作 中村あきら

 ガルバディアガーデンで、スコール達は“魔女イデア”が“ママ先生”と知った上で戦った。
 デリング大統領を葬り、ガルバディアを支配する新たな独裁者。あの優しく、綺麗な“ママ先生”が、どうして冷酷な“魔女イデア”になったのかは分からない。 でも、戦うことを選び、目の前に現れた彼女に、SeeDである彼らは答えた。
 そして魔女イデアは破れ、全てが終わった。
 ―……終わったのか?……何が終わったんだ?……終わったのは……終わったのはリノアの……。






保健室

 魔女イデアとの戦いの後、リノアは倒れた。 体温は急激に低下し、よく笑う表情は唇と共に蒼白で、キスティスのたちの呼びかけにピクリとも反応をしなかった。
 ベッドに寝かされたまま、一日を過ごし続けるリノア。 胸と右手首に付けられたコードの先の機械が、彼女が生きている事を表示してくれている。
「外傷は無く、脳波も異常無し。心拍、脈拍共に正常」
 本日の定期診察を終え、カドワキ先生は顔を上げた。 どんな重傷者が出ても、気丈に振る舞い表情を変えることをなかったそれを、今回ばかりは曇らせる。
 ガーデンの保健室といえども、設備は都市の病院並に整えられていた。ましてや彼女は、正規の医師免許を持ち、以前は大病院の名外科医という経歴を持つベテランである。
 双方を持ってしても、リノアのこの症状は不明としか言えない。
「診察結果としては、眠ってるだけなんだよ。でも、この体温の低さは異常だね。 通常なら心臓停止もおかしくない。まったく、初めて見る症状だよ……申し訳ないね、頼り無くて」
「いや、先生が悪いんじゃない……気にしないでくれ」
 窓からの風が、リノアの前髪を揺らす。本当に眠っているだけの様だ。
『ピンポーン……
 スコール、聞いてる?急いでイデアの家へ行ってちょうだい。 魔女イデア……ママ先生があの孤児院に帰ってるらしいの』
 それはキスティスからの放送だった。
 呼び出しの放送には、即座に行動するスコールが、今は行く事を躊躇している。 リノアを気に掛けているような仕種に、カドワキ先生は少し目を見張った。
 他人との距離を置く姿勢を徹底している彼らしからぬ行動。
「スコール。あんたが此処にいても、おそらく何も変わらないよ。あんたは医者じゃないんだからね。
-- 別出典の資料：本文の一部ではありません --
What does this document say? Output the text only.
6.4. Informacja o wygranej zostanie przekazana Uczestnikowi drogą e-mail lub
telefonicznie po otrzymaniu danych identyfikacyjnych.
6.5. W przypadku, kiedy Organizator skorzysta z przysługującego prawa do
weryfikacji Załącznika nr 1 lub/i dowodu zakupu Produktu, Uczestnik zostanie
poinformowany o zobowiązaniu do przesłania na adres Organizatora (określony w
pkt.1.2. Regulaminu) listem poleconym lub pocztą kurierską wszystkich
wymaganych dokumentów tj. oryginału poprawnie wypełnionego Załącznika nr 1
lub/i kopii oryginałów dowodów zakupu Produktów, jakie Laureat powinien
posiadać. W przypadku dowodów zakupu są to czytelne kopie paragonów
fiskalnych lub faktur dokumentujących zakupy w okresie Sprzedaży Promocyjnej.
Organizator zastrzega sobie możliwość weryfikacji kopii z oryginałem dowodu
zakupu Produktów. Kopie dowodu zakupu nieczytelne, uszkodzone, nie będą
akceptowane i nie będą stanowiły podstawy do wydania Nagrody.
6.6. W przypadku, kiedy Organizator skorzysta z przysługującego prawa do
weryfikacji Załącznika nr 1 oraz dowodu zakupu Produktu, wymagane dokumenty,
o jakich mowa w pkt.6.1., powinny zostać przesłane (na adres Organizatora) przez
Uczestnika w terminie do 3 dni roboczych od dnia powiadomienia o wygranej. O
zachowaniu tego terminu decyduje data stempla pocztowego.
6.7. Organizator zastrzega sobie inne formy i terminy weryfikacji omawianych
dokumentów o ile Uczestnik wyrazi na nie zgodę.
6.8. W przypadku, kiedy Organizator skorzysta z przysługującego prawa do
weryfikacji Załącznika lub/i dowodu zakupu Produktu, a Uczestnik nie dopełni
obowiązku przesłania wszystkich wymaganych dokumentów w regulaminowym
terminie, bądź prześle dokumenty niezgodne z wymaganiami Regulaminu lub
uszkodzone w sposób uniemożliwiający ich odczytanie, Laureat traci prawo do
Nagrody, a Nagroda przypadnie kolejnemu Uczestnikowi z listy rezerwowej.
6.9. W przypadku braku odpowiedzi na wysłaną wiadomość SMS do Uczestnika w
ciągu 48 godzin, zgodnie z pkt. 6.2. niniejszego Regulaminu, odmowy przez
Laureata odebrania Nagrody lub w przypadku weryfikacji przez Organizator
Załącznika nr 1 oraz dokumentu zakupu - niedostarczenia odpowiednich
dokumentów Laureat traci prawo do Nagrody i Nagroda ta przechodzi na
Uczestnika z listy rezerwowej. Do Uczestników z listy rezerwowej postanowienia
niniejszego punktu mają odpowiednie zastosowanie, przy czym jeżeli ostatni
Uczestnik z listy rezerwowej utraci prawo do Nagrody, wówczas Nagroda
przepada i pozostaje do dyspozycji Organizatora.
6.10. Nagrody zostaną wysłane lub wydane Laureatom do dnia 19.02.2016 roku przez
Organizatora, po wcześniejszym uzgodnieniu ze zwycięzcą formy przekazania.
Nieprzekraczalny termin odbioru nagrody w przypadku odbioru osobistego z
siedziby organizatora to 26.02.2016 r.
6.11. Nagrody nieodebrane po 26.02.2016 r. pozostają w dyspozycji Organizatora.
ここは私に任せて、あんたは自分のすべきことをしないと」
「……分かった……」
 やや間をおいて、渋々ではあったがスコールは部屋の出口へと向かう。 が、すぐに歩みを止め、振り向くやいなや突然頭を下げた。
「リノアの事、宜しくお願いします」
 その後は何時もの彼らしく、走って出て行った。
 カドワキ先生は驚きで、しばし呆然としてしまった。 あのスコールが自分に頭を下げたのだ、しかも敬語まで使って。 いつもは憮然として、“有り難う”の一言で済ませていた彼がだ。それには自分の小言があるからだと思うが……。
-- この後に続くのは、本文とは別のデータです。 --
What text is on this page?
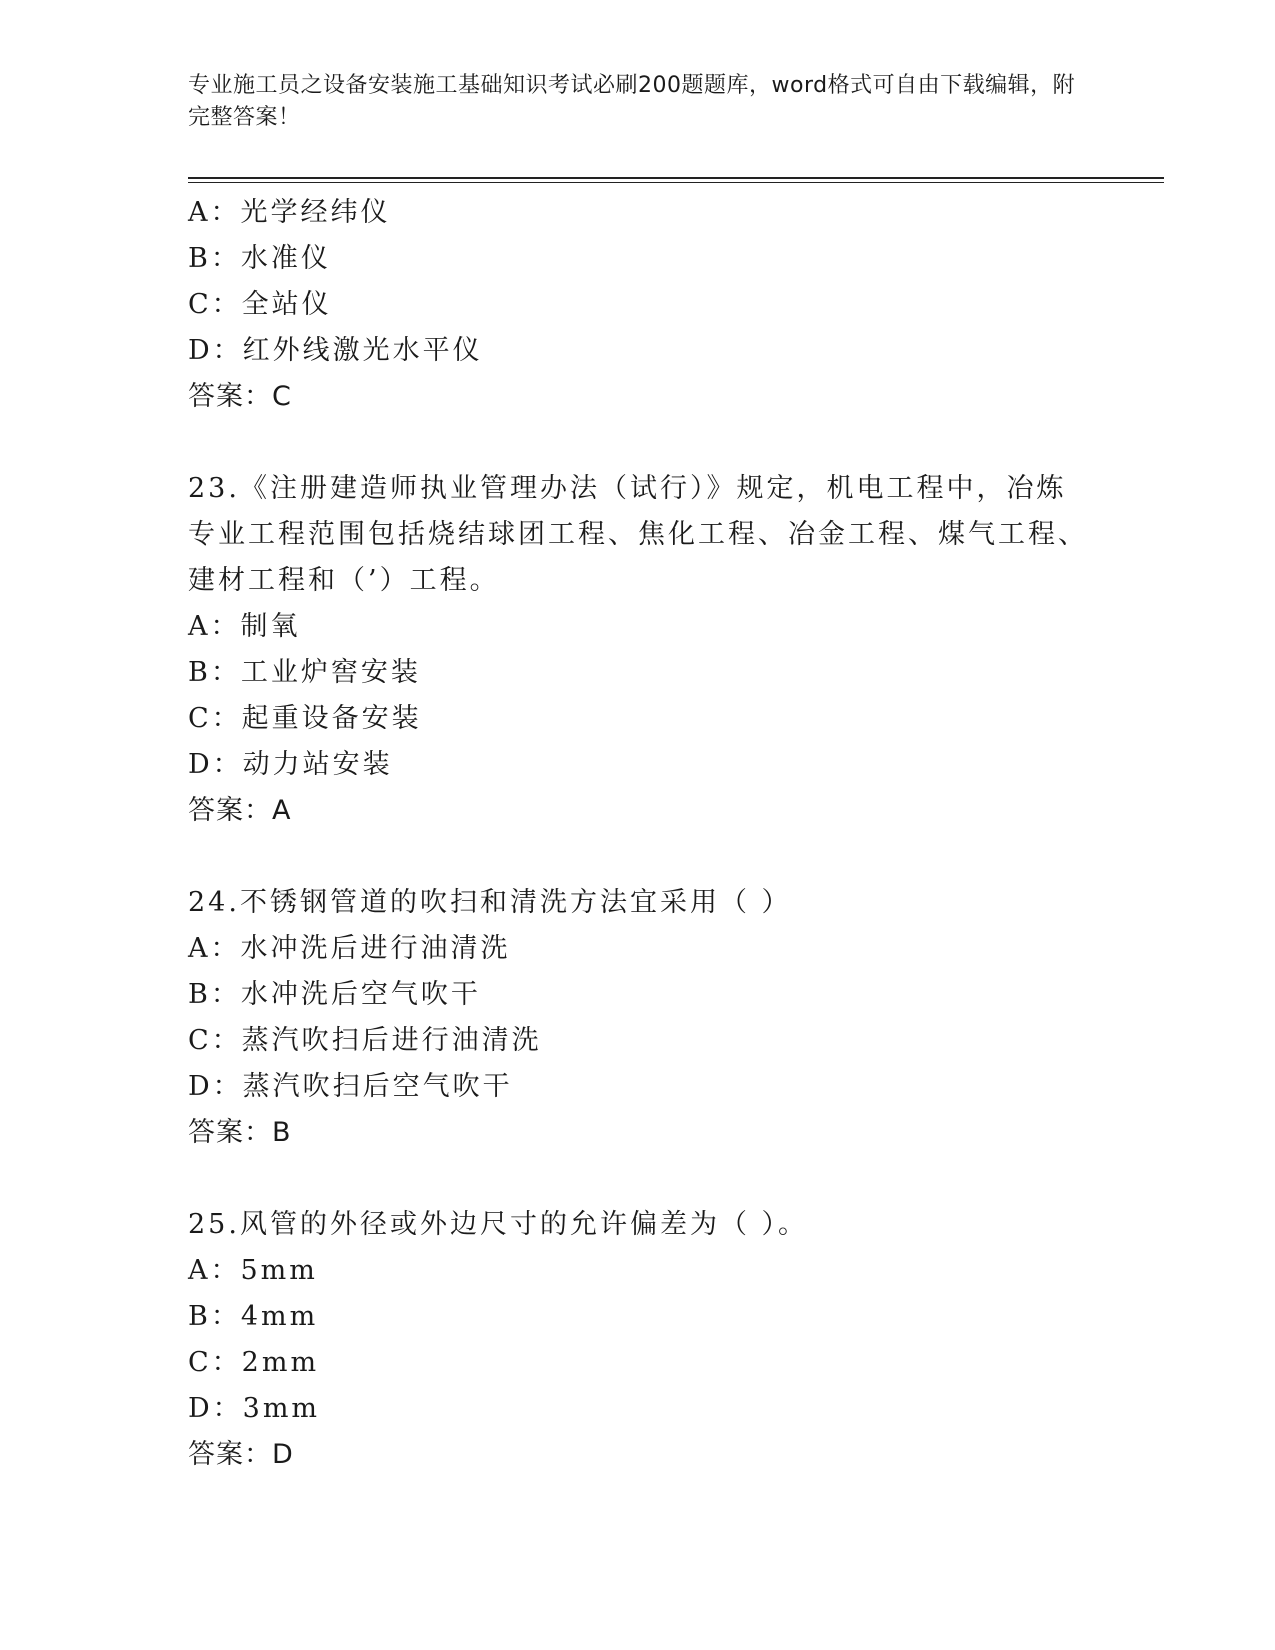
专业施工员之设备安装施工基础知识考试必刷200题题库，word格式可自由下载编辑，附完整答案！
A：光学经纬仪
B：水准仪
C：全站仪
D：红外线激光水平仪
答案：C
23.《注册建造师执业管理办法（试行）》规定，机电工程中，冶炼专业工程范围包括烧结球团工程、焦化工程、冶金工程、煤气工程、建材工程和（’）工程。
A：制氧
B：工业炉窖安装
C：起重设备安装
D：动力站安装
答案：A
24.不锈钢管道的吹扫和清洗方法宜采用（ ）
A：水冲洗后进行油清洗
B：水冲洗后空气吹干
C：蒸汽吹扫后进行油清洗
D：蒸汽吹扫后空气吹干
答案：B
25.风管的外径或外边尺寸的允许偏差为（ ）。
A：5mm
B：4mm
C：2mm
D：3mm
答案：D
 ガルバディアガーデンとの戦闘以来、スコールは事後処理等にてここ数日、キスティスたちと共に忙しく走り回っていた。 その最中、合間をみては此処に通ってくる。彼はゼルやセルフィとは違い、話し掛ける事もなく、ただじっと立ち尽くしリノアを見続けた。
―……スコール……此処に来るあんたの顔は、どんなんなのか自覚があるかい?
 後悔、苦悩が入り混じったそれを、カドワキ先生は毎日見ていた。 そもそも他人を、しかも女子をここまで気に掛けること自体、スコールには無かった事なのだ。 訓練中、負傷した生徒を運んでも、用は済んだとばかりにすぐ出て行く彼。 その生徒を気遣い、様子を伺いに来るクラスメイト内にも姿を現すことがない。それが、普段のスコールだった。
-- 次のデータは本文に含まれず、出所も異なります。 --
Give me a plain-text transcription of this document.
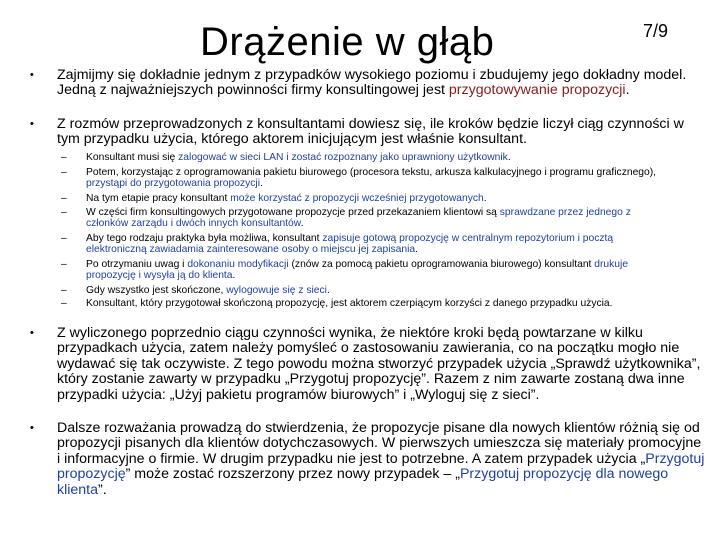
Drążenie w głąb	7/9
• Zajmijmy się dokładnie jednym z przypadków wysokiego poziomu i zbudujemy jego dokładny model. Jedną z najważniejszych powinności firmy konsultingowej jest przygotowywanie propozycji.
• Z rozmów przeprowadzonych z konsultantami dowiesz się, ile kroków będzie liczył ciąg czynności w tym przypadku użycia, którego aktorem inicjującym jest właśnie konsultant.
– Konsultant musi się zalogować w sieci LAN i zostać rozpoznany jako uprawniony użytkownik.
– Potem, korzystając z oprogramowania pakietu biurowego (procesora tekstu, arkusza kalkulacyjnego i programu graficznego), przystąpi do przygotowania propozycji.
– Na tym etapie pracy konsultant może korzystać z propozycji wcześniej przygotowanych.
– W części firm konsultingowych przygotowane propozycje przed przekazaniem klientowi są sprawdzane przez jednego z członków zarządu i dwóch innych konsultantów.
– Aby tego rodzaju praktyka była możliwa, konsultant zapisuje gotową propozycję w centralnym repozytorium i pocztą elektroniczną zawiadamia zainteresowane osoby o miejscu jej zapisania.
– Po otrzymaniu uwag i dokonaniu modyfikacji (znów za pomocą pakietu oprogramowania biurowego) konsultant drukuje propozycję i wysyła ją do klienta.
– Gdy wszystko jest skończone, wylogowuje się z sieci.
– Konsultant, który przygotował skończoną propozycję, jest aktorem czerpiącym korzyści z danego przypadku użycia.
• Z wyliczonego poprzednio ciągu czynności wynika, że niektóre kroki będą powtarzane w kilku przypadkach użycia, zatem należy pomyśleć o zastosowaniu zawierania, co na początku mogło nie wydawać się tak oczywiste. Z tego powodu można stworzyć przypadek użycia „Sprawdź użytkownika”, który zostanie zawarty w przypadku „Przygotuj propozycję”. Razem z nim zawarte zostaną dwa inne przypadki użycia: „Użyj pakietu programów biurowych” i „Wyloguj się z sieci”.
• Dalsze rozważania prowadzą do stwierdzenia, że propozycje pisane dla nowych klientów różnią się od propozycji pisanych dla klientów dotychczasowych. W pierwszych umieszcza się materiały promocyjne i informacyjne o firmie. W drugim przypadku nie jest to potrzebne. A zatem przypadek użycia „Przygotuj propozycję” może zostać rozszerzony przez nowy przypadek – „Przygotuj propozycję dla nowego klienta”.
 そのスコールを、ここまで変えた人物。それも、たったの数週間で。
―すごいよ。あんたは……
 眠り続ける黒髪の女子に、カドワキ先生は微笑んだ。
 ベッド室を出たカドワキ先生は、カルテ,医学書と共にネットワークにアクセスを始めた。 自分が知る限りの医師を通じ、リノアの症状を解明する為に。